Os 17 alunos foram submetidos a um extenso conhecimento teórico e a muitas horas de treinamentos, além de rigorosas provas e testes em disciplinas como: Histórico do Rapel Tático, Certificação de Materiais, Nós e Ancoragem, Técnicas de Rapel, Sobrevivência em Meio Vertical, ações Helitransportadas, entre outras.

Participaram do II Curso de Ações em Ambientes Verticais policiais militares do Mato Grosso (MT), Sergipe (SE), Rio Grande do Sul (RS), Ceará (CE), Minas Gerais (MG), Alagoas (AL), Rio Grande do Norte (RN), Pernambuco (PE), Amazonas (AM), Goiás (GO), Santa Catarina (SC), Tocantins (TO) e Paraná (PR). Também se fez presente um policial civil do Grupo Tático Integrado de Grupos de Repressão Especial (TIGRE) da Polícia Civil do Paraná.

Um dos policiais que aproveitaram a oportunidade e veio de outro estado para participar do curso do COE foi o cabo do BOPE de Pernambuco, Carlos Alberto de Amorim Junior.
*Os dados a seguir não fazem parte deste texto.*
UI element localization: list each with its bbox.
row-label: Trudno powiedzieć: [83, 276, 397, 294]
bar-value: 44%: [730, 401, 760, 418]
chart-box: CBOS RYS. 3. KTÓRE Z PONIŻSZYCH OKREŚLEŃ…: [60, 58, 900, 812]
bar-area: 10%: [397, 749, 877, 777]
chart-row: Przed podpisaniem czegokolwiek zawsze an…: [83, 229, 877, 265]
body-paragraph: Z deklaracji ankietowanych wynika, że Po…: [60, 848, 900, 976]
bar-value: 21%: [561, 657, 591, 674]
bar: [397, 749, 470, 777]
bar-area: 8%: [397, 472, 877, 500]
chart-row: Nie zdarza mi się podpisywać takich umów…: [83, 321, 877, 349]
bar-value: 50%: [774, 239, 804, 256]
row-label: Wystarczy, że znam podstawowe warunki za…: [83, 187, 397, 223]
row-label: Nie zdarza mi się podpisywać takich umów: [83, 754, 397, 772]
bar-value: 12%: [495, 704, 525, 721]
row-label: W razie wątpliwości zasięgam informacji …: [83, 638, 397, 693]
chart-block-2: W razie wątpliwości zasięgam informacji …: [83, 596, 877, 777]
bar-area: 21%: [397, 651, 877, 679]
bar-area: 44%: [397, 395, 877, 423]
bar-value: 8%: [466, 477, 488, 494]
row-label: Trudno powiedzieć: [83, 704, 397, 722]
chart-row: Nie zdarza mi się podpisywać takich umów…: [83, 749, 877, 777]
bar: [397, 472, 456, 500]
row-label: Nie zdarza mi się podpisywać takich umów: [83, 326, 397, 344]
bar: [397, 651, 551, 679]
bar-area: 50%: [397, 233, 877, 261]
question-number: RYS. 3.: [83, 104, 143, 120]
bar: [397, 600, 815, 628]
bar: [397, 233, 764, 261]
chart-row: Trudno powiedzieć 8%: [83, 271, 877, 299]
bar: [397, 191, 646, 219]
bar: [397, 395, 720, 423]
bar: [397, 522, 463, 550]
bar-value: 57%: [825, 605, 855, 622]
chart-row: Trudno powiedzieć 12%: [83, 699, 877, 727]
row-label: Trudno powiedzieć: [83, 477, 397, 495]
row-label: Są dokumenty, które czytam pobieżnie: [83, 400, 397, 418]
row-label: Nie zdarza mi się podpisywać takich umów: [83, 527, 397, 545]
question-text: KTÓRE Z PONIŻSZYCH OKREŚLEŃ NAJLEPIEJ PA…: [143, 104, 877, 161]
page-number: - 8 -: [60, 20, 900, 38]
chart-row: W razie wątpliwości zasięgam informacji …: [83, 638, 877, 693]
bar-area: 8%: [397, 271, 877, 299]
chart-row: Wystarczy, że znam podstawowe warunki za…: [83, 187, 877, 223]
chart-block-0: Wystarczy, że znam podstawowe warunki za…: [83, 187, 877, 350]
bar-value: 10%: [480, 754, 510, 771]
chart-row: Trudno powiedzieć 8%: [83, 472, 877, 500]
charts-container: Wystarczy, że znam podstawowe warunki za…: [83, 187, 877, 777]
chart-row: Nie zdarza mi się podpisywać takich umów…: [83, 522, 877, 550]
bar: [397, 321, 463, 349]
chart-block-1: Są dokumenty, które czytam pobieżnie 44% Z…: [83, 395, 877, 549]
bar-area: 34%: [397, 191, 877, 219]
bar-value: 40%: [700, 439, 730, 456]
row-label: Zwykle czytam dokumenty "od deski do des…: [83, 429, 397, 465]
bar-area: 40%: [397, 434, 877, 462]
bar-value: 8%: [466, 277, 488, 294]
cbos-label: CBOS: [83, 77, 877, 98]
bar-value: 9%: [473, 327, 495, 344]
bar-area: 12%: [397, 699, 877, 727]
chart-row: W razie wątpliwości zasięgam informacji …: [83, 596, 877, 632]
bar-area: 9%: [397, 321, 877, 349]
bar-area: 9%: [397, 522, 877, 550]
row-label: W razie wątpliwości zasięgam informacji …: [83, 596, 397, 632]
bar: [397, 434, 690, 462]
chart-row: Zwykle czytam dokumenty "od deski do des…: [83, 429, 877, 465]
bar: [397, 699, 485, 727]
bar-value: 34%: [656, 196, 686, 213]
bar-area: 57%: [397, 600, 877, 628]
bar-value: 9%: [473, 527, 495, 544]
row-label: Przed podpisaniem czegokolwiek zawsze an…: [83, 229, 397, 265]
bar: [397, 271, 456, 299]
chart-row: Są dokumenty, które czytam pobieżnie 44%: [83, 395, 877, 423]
Segundo o cabo, esse é um conhecimento que se leva para a vida toda e que participar de uma instrução em um estado que é referência Nacional, faz com que esqueça que está longe de casa.

“Como aluno eu tive uma experiência muito gratificante, pois além de aprimorar e refinar as técnicas aprendidas, também contar com os relatos dos colegas de diversos estados, e suas peculiaridades”, finalizou o cabo Amorim.

Ao final do evento, as caveiras do COE se reuniram para fazer a oração da unidade. Com uma fumaça vermelha e bombas jogadas ao fundo, os militares estaduais agradeceram e pediram proteção a Deus. Após, todos se abraçaram e aproveitaram a conquista de mais um sonho.